La guerre du Vietnam crée un autre séisme de l'opinion publique lorsqu'elle démarre en 1955. Dès les premières années, les américains sont très critiques par rapport à la violence dont font preuve les soldats américains. Wolf Wostell incarne cette révolte par son montage Miss Amerika qui montre une miss, car à l'époque ou la guerre éclate, se déroule parallèlement le concours de Miss Beauté, qui est ballonnée par un trait rouge, et une image de l'assassinat d'un jeune Viet Cong.

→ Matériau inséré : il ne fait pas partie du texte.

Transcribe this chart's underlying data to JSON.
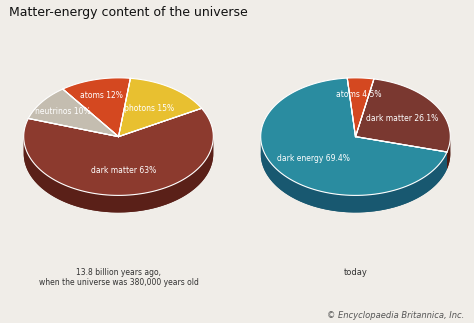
{
  "title": "Matter-energy content of the universe",
  "title_fontsize": 9,
  "background_color": "#f0ede8",
  "left_pie": {
    "labels": [
      "dark matter 63%",
      "photons 15%",
      "atoms 12%",
      "neutrinos 10%"
    ],
    "values": [
      63,
      15,
      12,
      10
    ],
    "colors": [
      "#8c3a2e",
      "#e8c030",
      "#d44820",
      "#c4bdb0"
    ],
    "side_colors": [
      "#5a2018",
      "#a08010",
      "#903010",
      "#888070"
    ],
    "startangle": 162,
    "subtitle": "13.8 billion years ago,\nwhen the universe was 380,000 years old"
  },
  "right_pie": {
    "labels": [
      "dark energy 69.4%",
      "dark matter 26.1%",
      "atoms 4.5%"
    ],
    "values": [
      69.4,
      26.1,
      4.5
    ],
    "colors": [
      "#2a8ca0",
      "#7a3830",
      "#d44820"
    ],
    "side_colors": [
      "#185870",
      "#501a10",
      "#903010"
    ],
    "startangle": 95,
    "subtitle": "today"
  },
  "footnote": "© Encyclopaedia Britannica, Inc.",
  "footnote_fontsize": 6,
  "label_fontsize": 5.5
}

Sur le même modèle de dénonciation des deux visages de l'Amérique, il crée le Bombardier Rouge à Lèvres.

 

Conclusion :

 

La conférence s'est close comme elle avait commencé : avec une œuvre de Tammam Azzam, intitulée Bon Voyage, où l'on voit un immeuble syrien bombardé emporté dans les airs par des dizaines de ballons de baudruche, comme pour signifier qu'il existe un univers au-delà des frontières et limites spirituelles. Une dernière image s'est affichée : un pochoir de Bansky où l'on peut voir une petite faire une fouille corporel à un soldat.